Feuerwehr: Gebühren für Maßnahmen zeitgleich zur Lebensrettung?

Kann eine Gemeinde als Träger der Feuerwehr bei Maßnahmen zur Lebensrettung andere Hilfeleistungen in Rechnung stellen? Vor dem OVG Lüneburg (Urteil vom 19.03.2019, Az. 11 LC 161/17) hatte die Gemeinde keinen leichten Stand.

Feuerwehr Gebühren

Maßnahmen zur Lebensrettung nach Unfall

In einer Leitstelle eines Landkreises in Niedersachsen ging um 0.05 Uhr ein Notruf ein. Dieser lautete „Verkehrsunfall mit eingeklemmter Person auf … (Angabe der Straße)“. Die Ortsfeuerwehr rückte mit einem Einsatzleitwagen, einem Rüstwagen und einem Hilfeleistungslöschgruppenfahrzeug aus. Im Einsatzbericht der Ortsfeuerwehr wurde als Tätigkeit ausgeführt „Unterstützung Gem Fw J. nach VU Lkw“. In dem Feld „Leistung erbracht für“ heißt es: „Fahrer K.“. Der verletzte Fahrer K. wurde erst um 2.18 Uhr aus seinem LKW geborgen. Der polizeiliche Einsatzbericht beschreibt die Situation wie folgt: „Der Fahrzeugführer wurde im Führerhaus eingeklemmt und konnte erst nach erheblich technischem Aufwand durch Feuerwehr und Abschleppunternehmen aus dem Fahrzeug geborgen werden. Er erlitt Frakturen/Prellungen im Bereich der Beine und des Beckens.

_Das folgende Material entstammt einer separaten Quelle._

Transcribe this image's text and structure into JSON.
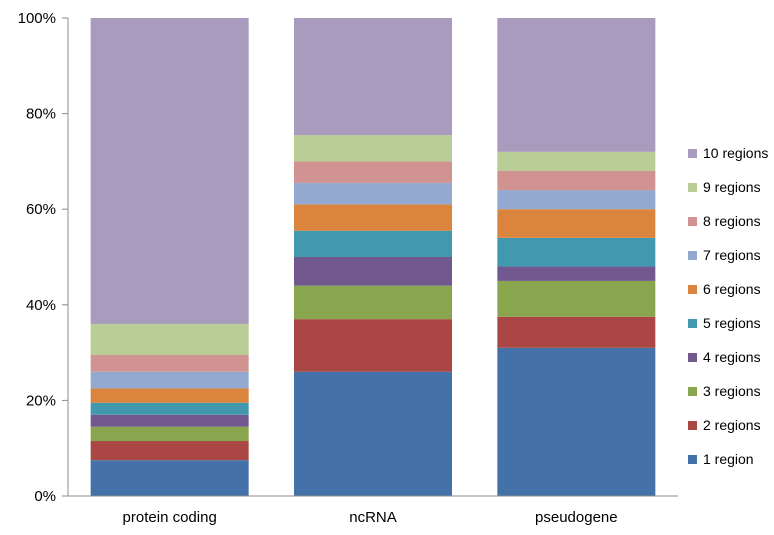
{
  "chart_data": {
    "type": "bar",
    "stacked": true,
    "normalized": true,
    "categories": [
      "protein coding",
      "ncRNA",
      "pseudogene"
    ],
    "y_ticks": [
      "0%",
      "20%",
      "40%",
      "60%",
      "80%",
      "100%"
    ],
    "ylim": [
      0,
      100
    ],
    "grid": false,
    "legend_position": "right",
    "series": [
      {
        "name": "1 region",
        "color": "#4472a8",
        "values": [
          7.5,
          26,
          31
        ]
      },
      {
        "name": "2 regions",
        "color": "#aa4643",
        "values": [
          4,
          11,
          6.5
        ]
      },
      {
        "name": "3 regions",
        "color": "#89a54e",
        "values": [
          3,
          7,
          7.5
        ]
      },
      {
        "name": "4 regions",
        "color": "#71588f",
        "values": [
          2.5,
          6,
          3
        ]
      },
      {
        "name": "5 regions",
        "color": "#4198af",
        "values": [
          2.5,
          5.5,
          6
        ]
      },
      {
        "name": "6 regions",
        "color": "#db843d",
        "values": [
          3,
          5.5,
          6
        ]
      },
      {
        "name": "7 regions",
        "color": "#93a9cf",
        "values": [
          3.5,
          4.5,
          4
        ]
      },
      {
        "name": "8 regions",
        "color": "#d19392",
        "values": [
          3.5,
          4.5,
          4
        ]
      },
      {
        "name": "9 regions",
        "color": "#b9cd96",
        "values": [
          6.5,
          5.5,
          4
        ]
      },
      {
        "name": "10 regions",
        "color": "#a99bbd",
        "values": [
          64,
          24.5,
          28
        ]
      }
    ]
  }
}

Der Verletzte wurde stationär im Uniklinikum Göttingen aufgenommen.“

Gemeinde erhebt Gebühren

Die Gemeinde stellte dem Unfallverursacher die Kosten des Einsatzes in Höhe von 9.347,88 Euro mit einem Leistungsbescheid in Rechnung. Zur Begründung führte sie aus, die Freiwillige Feuerwehr sei zu einer Hilfeleistung gerufen worden. Dieser Einsatz sei nach der Satzung der über die Erhebung von Gebühren von Dienst- und Sachleistungen der Freiwilligen Feuerwehr außerhalb der unentgeltlich zu erfüllenden Pflichtaufgaben als ein Einsatz, der der Hilfeleistung gedient habe, gebührenpflichtig.

Der Adressat des Leistungsbescheid erhob Widerspruch und später Klage.

Rechtsgrundlage Feuerwehr- bzw. Brandschutzgesetze der Bundesländer

Hinsichtlich der Rechtmäßigkeit des Bescheids kommt es auf die im Zeitpunkt des Entstehens der streitigen Zahlungspflicht maßgeblichen Rechtslage an. Nach den Feuerwehr- bzw. Brandschutzgesetzen der Bundesländer (hier: § 29 Abs. 1 NBrandSchG) ist der Einsatz der gemeindlichen Feuerwehren und der Kreisfeuerwehren bei Bränden, bei Notständen durch Naturereignisse und bei Hilfeleistungen zur Rettung von Menschen aus akuter Lebensgefahr unentgeltlich. Gebühren können aber in besonderen Ausnahmefällen erhoben werden (hier: § 29 Abs. 2 NBrandSchG).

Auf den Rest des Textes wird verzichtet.